The page on the social networking site has generated criticism in Pakistan and elsewhere because Islam prohibits any images of the prophet. The government took action after a group of Islamic lawyers won a court order Wednesday requiring officials to block Facebook until May 31.
By Wednesday evening, access to the site was sporadic, apparently because Internet providers were implementing the order.

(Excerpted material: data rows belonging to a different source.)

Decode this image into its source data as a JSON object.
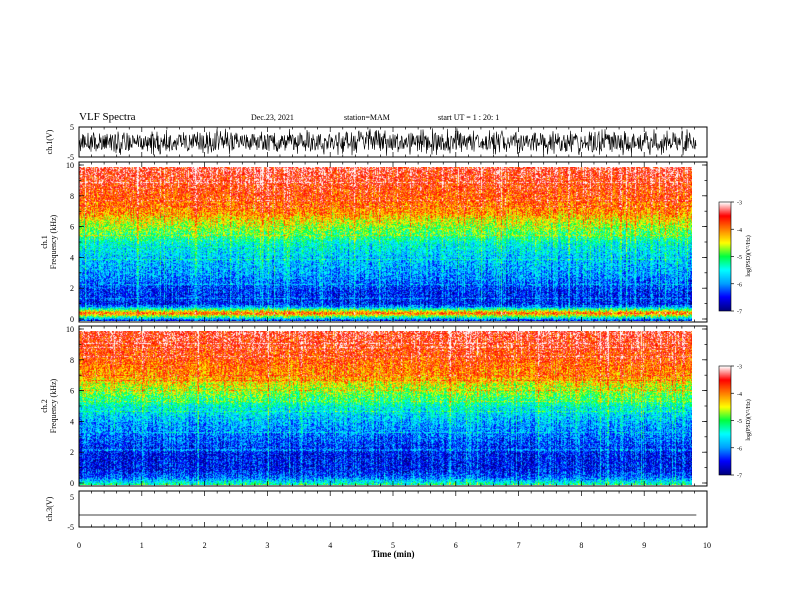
{
  "header": {
    "title": "VLF Spectra",
    "date": "Dec.23, 2021",
    "station": "station=MAM",
    "start": "start  UT =   1 : 20: 1"
  },
  "chart_data": [
    {
      "type": "line",
      "panel": "ch1-waveform",
      "ylabel": "ch.1(V)",
      "yticks": [
        "5",
        "-5"
      ],
      "ylim": [
        -5,
        5
      ],
      "description_values": "dense noisy waveform spanning approximately -5 to 5 V"
    },
    {
      "type": "heatmap",
      "panel": "ch1-spectrogram",
      "ylabel_line1": "ch.1",
      "ylabel_line2": "Frequency  (kHz)",
      "yticks": [
        "0",
        "2",
        "4",
        "6",
        "8",
        "10"
      ],
      "ylim": [
        0,
        10
      ],
      "colorbar": {
        "label": "log(PSD)(V²/Hz)",
        "ticks": [
          "-3",
          "-4",
          "-5",
          "-6",
          "-7"
        ],
        "range": [
          -7,
          -3
        ]
      },
      "frequency_profile_kHz": [
        0,
        0.5,
        1,
        2,
        3,
        4,
        5,
        5.5,
        6,
        6.5,
        7,
        8,
        9,
        10
      ],
      "log_psd_profile": [
        -6.7,
        -3.8,
        -6.5,
        -6.4,
        -6.0,
        -5.8,
        -5.5,
        -5.1,
        -4.8,
        -4.5,
        -4.1,
        -3.8,
        -3.6,
        -3.4
      ]
    },
    {
      "type": "heatmap",
      "panel": "ch2-spectrogram",
      "ylabel_line1": "ch.2",
      "ylabel_line2": "Frequency  (kHz)",
      "yticks": [
        "0",
        "2",
        "4",
        "6",
        "8",
        "10"
      ],
      "ylim": [
        0,
        10
      ],
      "colorbar": {
        "label": "log(PSD)(V²/Hz)",
        "ticks": [
          "-3",
          "-4",
          "-5",
          "-6",
          "-7"
        ],
        "range": [
          -7,
          -3
        ]
      },
      "frequency_profile_kHz": [
        0,
        0.5,
        1,
        2,
        3,
        4,
        5,
        5.5,
        6,
        6.5,
        7,
        8,
        9,
        10
      ],
      "log_psd_profile": [
        -5.2,
        -6.2,
        -6.5,
        -6.5,
        -6.2,
        -5.9,
        -5.5,
        -5.1,
        -4.8,
        -4.5,
        -4.1,
        -3.8,
        -3.6,
        -3.4
      ]
    },
    {
      "type": "line",
      "panel": "ch3-waveform",
      "ylabel": "ch.3(V)",
      "yticks": [
        "5",
        "-5"
      ],
      "ylim": [
        -5,
        5
      ],
      "constant_value": -2
    }
  ],
  "xaxis": {
    "label": "Time  (min)",
    "ticks": [
      "0",
      "1",
      "2",
      "3",
      "4",
      "5",
      "6",
      "7",
      "8",
      "9",
      "10"
    ],
    "xlim": [
      0,
      10
    ],
    "data_end": 9.83
  },
  "colors": {
    "colormap": [
      "#000080",
      "#0000ff",
      "#00a0ff",
      "#00ffff",
      "#00ff40",
      "#ffff00",
      "#ff8000",
      "#ff0000",
      "#ffffff"
    ]
  }
}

The Facebook page at the center of the dispute — “Everybody Draw Mohammed Day!” — encourages users to post images of the prophet on May 20 to protest threats made by a radical Muslim group against the creators of “South Park” for depicting Muhammad in a bear suit during an episode earlier this year.
RUSSIA
Two in cockpit before crash
MOSCOW | At least two passengers visited the cockpit of Polish President Lech Kaczynski’s plane before it crashed last month, and others may have chatted on cell phones, possibly affecting navigation as the crew battled heavy fog over challenging terrain.

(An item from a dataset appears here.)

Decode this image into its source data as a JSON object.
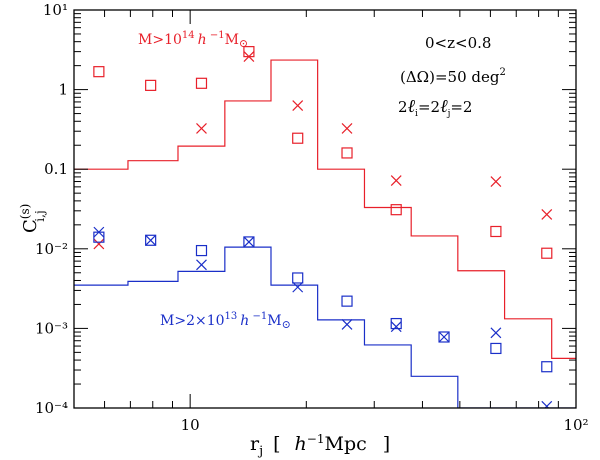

Those were among the details revealed Wednesday by Russian and Polish officials investigating the April 10 crash that killed Mr. Kaczynski, his wife and 94 others outside the western Russian city of Smolensk. The preliminary report drew no conclusions about what caused the crash.

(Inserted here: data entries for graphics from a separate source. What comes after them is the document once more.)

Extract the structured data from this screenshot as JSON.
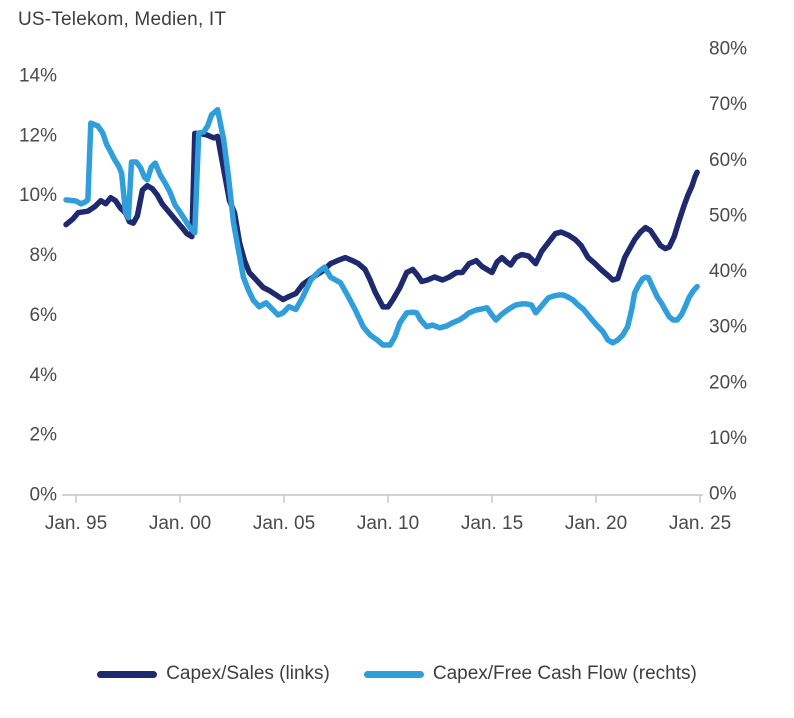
{
  "title": "US-Telekom, Medien, IT",
  "colors": {
    "navy": "#1f2a6e",
    "light_blue": "#2f9edb",
    "axis_line": "#d2d2d2",
    "tick_mark": "#c8c8c8",
    "axis_text": "#4a4a4a",
    "title_text": "#3e3e3e"
  },
  "legend": {
    "items": [
      {
        "label": "Capex/Sales (links)",
        "series": "capex_sales"
      },
      {
        "label": "Capex/Free Cash Flow (rechts)",
        "series": "capex_fcf"
      }
    ]
  },
  "chart_data": {
    "type": "line",
    "title": "US-Telekom, Medien, IT",
    "grid": false,
    "legend_position": "bottom",
    "x_axis": {
      "ticks": [
        {
          "year": 1995,
          "label": "Jan. 95"
        },
        {
          "year": 2000,
          "label": "Jan. 00"
        },
        {
          "year": 2005,
          "label": "Jan. 05"
        },
        {
          "year": 2010,
          "label": "Jan. 10"
        },
        {
          "year": 2015,
          "label": "Jan. 15"
        },
        {
          "year": 2020,
          "label": "Jan. 20"
        },
        {
          "year": 2025,
          "label": "Jan. 25"
        }
      ],
      "range_years": [
        1994.4,
        2025.4
      ]
    },
    "left_axis": {
      "range": [
        0,
        14
      ],
      "ticks": [
        {
          "value": 0,
          "label": "0%"
        },
        {
          "value": 2,
          "label": "2%"
        },
        {
          "value": 4,
          "label": "4%"
        },
        {
          "value": 6,
          "label": "6%"
        },
        {
          "value": 8,
          "label": "8%"
        },
        {
          "value": 10,
          "label": "10%"
        },
        {
          "value": 12,
          "label": "12%"
        },
        {
          "value": 14,
          "label": "14%"
        }
      ]
    },
    "right_axis": {
      "range": [
        0,
        80
      ],
      "ticks": [
        {
          "value": 0,
          "label": "0%"
        },
        {
          "value": 10,
          "label": "10%"
        },
        {
          "value": 20,
          "label": "20%"
        },
        {
          "value": 30,
          "label": "30%"
        },
        {
          "value": 40,
          "label": "40%"
        },
        {
          "value": 50,
          "label": "50%"
        },
        {
          "value": 60,
          "label": "60%"
        },
        {
          "value": 70,
          "label": "70%"
        },
        {
          "value": 80,
          "label": "80%"
        }
      ]
    },
    "series": [
      {
        "name": "Capex/Sales (links)",
        "axis": "left",
        "color": "#1f2a6e",
        "points": [
          [
            1994.52,
            9.0
          ],
          [
            1994.86,
            9.2
          ],
          [
            1995.1,
            9.4
          ],
          [
            1995.57,
            9.45
          ],
          [
            1995.9,
            9.6
          ],
          [
            1996.19,
            9.8
          ],
          [
            1996.43,
            9.7
          ],
          [
            1996.67,
            9.9
          ],
          [
            1996.9,
            9.8
          ],
          [
            1997.14,
            9.55
          ],
          [
            1997.38,
            9.4
          ],
          [
            1997.57,
            9.1
          ],
          [
            1997.76,
            9.05
          ],
          [
            1997.95,
            9.3
          ],
          [
            1998.19,
            10.15
          ],
          [
            1998.43,
            10.3
          ],
          [
            1998.67,
            10.2
          ],
          [
            1998.9,
            10.0
          ],
          [
            1999.14,
            9.7
          ],
          [
            1999.38,
            9.5
          ],
          [
            1999.62,
            9.3
          ],
          [
            1999.86,
            9.1
          ],
          [
            2000.1,
            8.9
          ],
          [
            2000.33,
            8.7
          ],
          [
            2000.57,
            8.6
          ],
          [
            2000.71,
            12.05
          ],
          [
            2000.95,
            12.05
          ],
          [
            2001.29,
            12.0
          ],
          [
            2001.62,
            11.9
          ],
          [
            2001.81,
            11.95
          ],
          [
            2002.14,
            10.7
          ],
          [
            2002.38,
            9.8
          ],
          [
            2002.62,
            9.4
          ],
          [
            2002.86,
            8.4
          ],
          [
            2003.1,
            7.8
          ],
          [
            2003.33,
            7.4
          ],
          [
            2003.67,
            7.15
          ],
          [
            2004.0,
            6.9
          ],
          [
            2004.29,
            6.8
          ],
          [
            2004.62,
            6.65
          ],
          [
            2004.95,
            6.5
          ],
          [
            2005.24,
            6.6
          ],
          [
            2005.57,
            6.7
          ],
          [
            2005.9,
            7.0
          ],
          [
            2006.19,
            7.15
          ],
          [
            2006.52,
            7.3
          ],
          [
            2006.86,
            7.45
          ],
          [
            2007.24,
            7.7
          ],
          [
            2007.57,
            7.8
          ],
          [
            2007.95,
            7.9
          ],
          [
            2008.29,
            7.8
          ],
          [
            2008.57,
            7.7
          ],
          [
            2008.9,
            7.5
          ],
          [
            2009.14,
            7.15
          ],
          [
            2009.38,
            6.75
          ],
          [
            2009.76,
            6.25
          ],
          [
            2010.0,
            6.25
          ],
          [
            2010.24,
            6.5
          ],
          [
            2010.57,
            6.9
          ],
          [
            2010.9,
            7.4
          ],
          [
            2011.19,
            7.5
          ],
          [
            2011.43,
            7.3
          ],
          [
            2011.62,
            7.1
          ],
          [
            2011.9,
            7.15
          ],
          [
            2012.24,
            7.25
          ],
          [
            2012.62,
            7.15
          ],
          [
            2012.95,
            7.25
          ],
          [
            2013.29,
            7.4
          ],
          [
            2013.57,
            7.4
          ],
          [
            2013.9,
            7.7
          ],
          [
            2014.24,
            7.8
          ],
          [
            2014.52,
            7.6
          ],
          [
            2014.76,
            7.5
          ],
          [
            2015.0,
            7.4
          ],
          [
            2015.24,
            7.75
          ],
          [
            2015.48,
            7.9
          ],
          [
            2015.71,
            7.75
          ],
          [
            2015.9,
            7.65
          ],
          [
            2016.14,
            7.9
          ],
          [
            2016.43,
            8.0
          ],
          [
            2016.76,
            7.95
          ],
          [
            2017.1,
            7.7
          ],
          [
            2017.38,
            8.1
          ],
          [
            2017.71,
            8.4
          ],
          [
            2018.05,
            8.7
          ],
          [
            2018.33,
            8.75
          ],
          [
            2018.67,
            8.65
          ],
          [
            2019.0,
            8.5
          ],
          [
            2019.29,
            8.3
          ],
          [
            2019.62,
            7.9
          ],
          [
            2019.95,
            7.7
          ],
          [
            2020.24,
            7.5
          ],
          [
            2020.57,
            7.3
          ],
          [
            2020.81,
            7.15
          ],
          [
            2021.05,
            7.2
          ],
          [
            2021.38,
            7.9
          ],
          [
            2021.62,
            8.2
          ],
          [
            2021.86,
            8.5
          ],
          [
            2022.14,
            8.75
          ],
          [
            2022.38,
            8.9
          ],
          [
            2022.62,
            8.8
          ],
          [
            2022.86,
            8.55
          ],
          [
            2023.1,
            8.3
          ],
          [
            2023.33,
            8.2
          ],
          [
            2023.52,
            8.25
          ],
          [
            2023.76,
            8.6
          ],
          [
            2024.0,
            9.15
          ],
          [
            2024.24,
            9.65
          ],
          [
            2024.43,
            10.0
          ],
          [
            2024.62,
            10.3
          ],
          [
            2024.76,
            10.6
          ],
          [
            2024.86,
            10.75
          ]
        ]
      },
      {
        "name": "Capex/Free Cash Flow (rechts)",
        "axis": "right",
        "color": "#2f9edb",
        "points": [
          [
            1994.52,
            52.7
          ],
          [
            1995.0,
            52.5
          ],
          [
            1995.24,
            52.0
          ],
          [
            1995.43,
            52.3
          ],
          [
            1995.57,
            52.7
          ],
          [
            1995.71,
            66.5
          ],
          [
            1996.05,
            66.0
          ],
          [
            1996.29,
            64.7
          ],
          [
            1996.48,
            62.6
          ],
          [
            1996.67,
            61.3
          ],
          [
            1996.86,
            59.9
          ],
          [
            1997.05,
            58.8
          ],
          [
            1997.19,
            57.5
          ],
          [
            1997.38,
            50.5
          ],
          [
            1997.52,
            49.5
          ],
          [
            1997.67,
            59.5
          ],
          [
            1997.9,
            59.5
          ],
          [
            1998.1,
            58.5
          ],
          [
            1998.29,
            56.8
          ],
          [
            1998.43,
            56.3
          ],
          [
            1998.62,
            58.6
          ],
          [
            1998.81,
            59.3
          ],
          [
            1999.05,
            57.2
          ],
          [
            1999.29,
            55.7
          ],
          [
            1999.52,
            54.1
          ],
          [
            1999.76,
            51.8
          ],
          [
            2000.0,
            50.5
          ],
          [
            2000.24,
            49.1
          ],
          [
            2000.48,
            47.7
          ],
          [
            2000.71,
            46.8
          ],
          [
            2000.9,
            64.7
          ],
          [
            2001.14,
            64.9
          ],
          [
            2001.33,
            66.0
          ],
          [
            2001.52,
            68.0
          ],
          [
            2001.81,
            68.9
          ],
          [
            2002.1,
            63.5
          ],
          [
            2002.33,
            56.8
          ],
          [
            2002.57,
            48.6
          ],
          [
            2002.81,
            43.7
          ],
          [
            2003.05,
            38.8
          ],
          [
            2003.29,
            36.5
          ],
          [
            2003.52,
            34.7
          ],
          [
            2003.81,
            33.5
          ],
          [
            2004.14,
            34.2
          ],
          [
            2004.48,
            32.9
          ],
          [
            2004.71,
            32.0
          ],
          [
            2004.95,
            32.4
          ],
          [
            2005.24,
            33.5
          ],
          [
            2005.57,
            33.0
          ],
          [
            2005.9,
            35.2
          ],
          [
            2006.29,
            38.3
          ],
          [
            2006.67,
            39.8
          ],
          [
            2006.95,
            40.6
          ],
          [
            2007.24,
            38.8
          ],
          [
            2007.48,
            38.3
          ],
          [
            2007.71,
            37.8
          ],
          [
            2008.05,
            35.6
          ],
          [
            2008.43,
            32.9
          ],
          [
            2008.81,
            29.9
          ],
          [
            2009.14,
            28.4
          ],
          [
            2009.48,
            27.5
          ],
          [
            2009.76,
            26.6
          ],
          [
            2010.1,
            26.6
          ],
          [
            2010.33,
            28.1
          ],
          [
            2010.57,
            30.6
          ],
          [
            2010.9,
            32.4
          ],
          [
            2011.19,
            32.5
          ],
          [
            2011.38,
            32.4
          ],
          [
            2011.57,
            31.1
          ],
          [
            2011.86,
            29.9
          ],
          [
            2012.14,
            30.2
          ],
          [
            2012.48,
            29.7
          ],
          [
            2012.81,
            30.0
          ],
          [
            2013.1,
            30.6
          ],
          [
            2013.43,
            31.1
          ],
          [
            2013.67,
            31.7
          ],
          [
            2013.9,
            32.4
          ],
          [
            2014.24,
            32.9
          ],
          [
            2014.52,
            33.1
          ],
          [
            2014.76,
            33.3
          ],
          [
            2015.0,
            32.0
          ],
          [
            2015.19,
            31.1
          ],
          [
            2015.43,
            32.0
          ],
          [
            2015.67,
            32.7
          ],
          [
            2015.9,
            33.3
          ],
          [
            2016.14,
            33.8
          ],
          [
            2016.43,
            34.0
          ],
          [
            2016.67,
            34.0
          ],
          [
            2016.9,
            33.8
          ],
          [
            2017.1,
            32.4
          ],
          [
            2017.38,
            33.6
          ],
          [
            2017.71,
            35.1
          ],
          [
            2017.95,
            35.4
          ],
          [
            2018.19,
            35.6
          ],
          [
            2018.43,
            35.6
          ],
          [
            2018.67,
            35.2
          ],
          [
            2018.9,
            34.7
          ],
          [
            2019.14,
            33.8
          ],
          [
            2019.38,
            33.1
          ],
          [
            2019.62,
            32.0
          ],
          [
            2019.86,
            30.9
          ],
          [
            2020.1,
            29.9
          ],
          [
            2020.33,
            29.0
          ],
          [
            2020.57,
            27.5
          ],
          [
            2020.81,
            27.0
          ],
          [
            2021.05,
            27.5
          ],
          [
            2021.29,
            28.4
          ],
          [
            2021.52,
            29.9
          ],
          [
            2021.71,
            32.9
          ],
          [
            2021.86,
            36.0
          ],
          [
            2022.05,
            37.4
          ],
          [
            2022.24,
            38.5
          ],
          [
            2022.38,
            38.8
          ],
          [
            2022.52,
            38.7
          ],
          [
            2022.71,
            37.1
          ],
          [
            2022.95,
            35.2
          ],
          [
            2023.14,
            34.2
          ],
          [
            2023.33,
            32.9
          ],
          [
            2023.52,
            31.7
          ],
          [
            2023.71,
            31.1
          ],
          [
            2023.9,
            31.1
          ],
          [
            2024.1,
            32.0
          ],
          [
            2024.29,
            33.5
          ],
          [
            2024.48,
            35.2
          ],
          [
            2024.67,
            36.3
          ],
          [
            2024.86,
            37.1
          ]
        ]
      }
    ]
  }
}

Russia and Poland have had troubled relations, and releasing an incomplete report may have been intended by both sides to show their determination to be candid and cooperative.
Alexei Morozov, head of the technical commission of Russia’s Interstate Aviation Committee, told reporters that among the questions that need further investigation is whether the rolling terrain around the Smolensk military airport distorted instrument readings.
The plane went down in a ravine 50 feet below the level of the runway, just a kilometer away.
COLOMBIA
Land activist killed by gunmen
BOGOTA | A leader of families displaced by Colombia’s violence was fatally shot in what human rights groups said Wednesday is the latest attack on activists seeking the return of land allegedly stolen by rightist paramilitary groups.
Rogelio Martinez, 51, was riding on a mototaxi near his residence in San Onofre, Sucre province, when gunmen intercepted the vehicle and shot him three times Tuesday, police Col. Hugo Javier Agudelo said.
No arrests had been made and police declined to offer a motive. Human rights groups said Mr. Martinez had been receiving death threats since December 2008.
Mr. Martinez lived with 52 displaced families locked in a dispute with a paramilitary group over a 1,374-acre farm called “La Alemania,” according to press releases from the Interchurch Commission for Peace and Justice and the human rights group CODHES.
LEBANON
12 charged in lynching
BEIRUT | Twelve people were charged on Wednesday for the mob lynching of an Egyptian murder suspect in a Lebanese village, a court source said.
The prosecutor in Mount Lebanon charged eight detainees and four fugitives with “beating, stabbing and lynching” Mohammed Muslem in Ketermaya, southeast of the capital Beirut, on April 29.
No further details were given on the defendants, except that they were all from Ketermaya, nor on when the trial would begin.
If convicted, they could face the death penalty.
Mr. Muslem, 38, was the prime suspect in the deadly stabbing of an elderly couple and their two granddaughters, aged seven and nine, in Ketermaya.
He was dragged from a police car by an angry mob as he was being driven through the village for a re-enactment of the crime to which he had confessed, according to authorities.
He was then stabbed and beaten to death before being stripped to his underpants and strung up on an electricity pole with a butcher’s hook through his chin.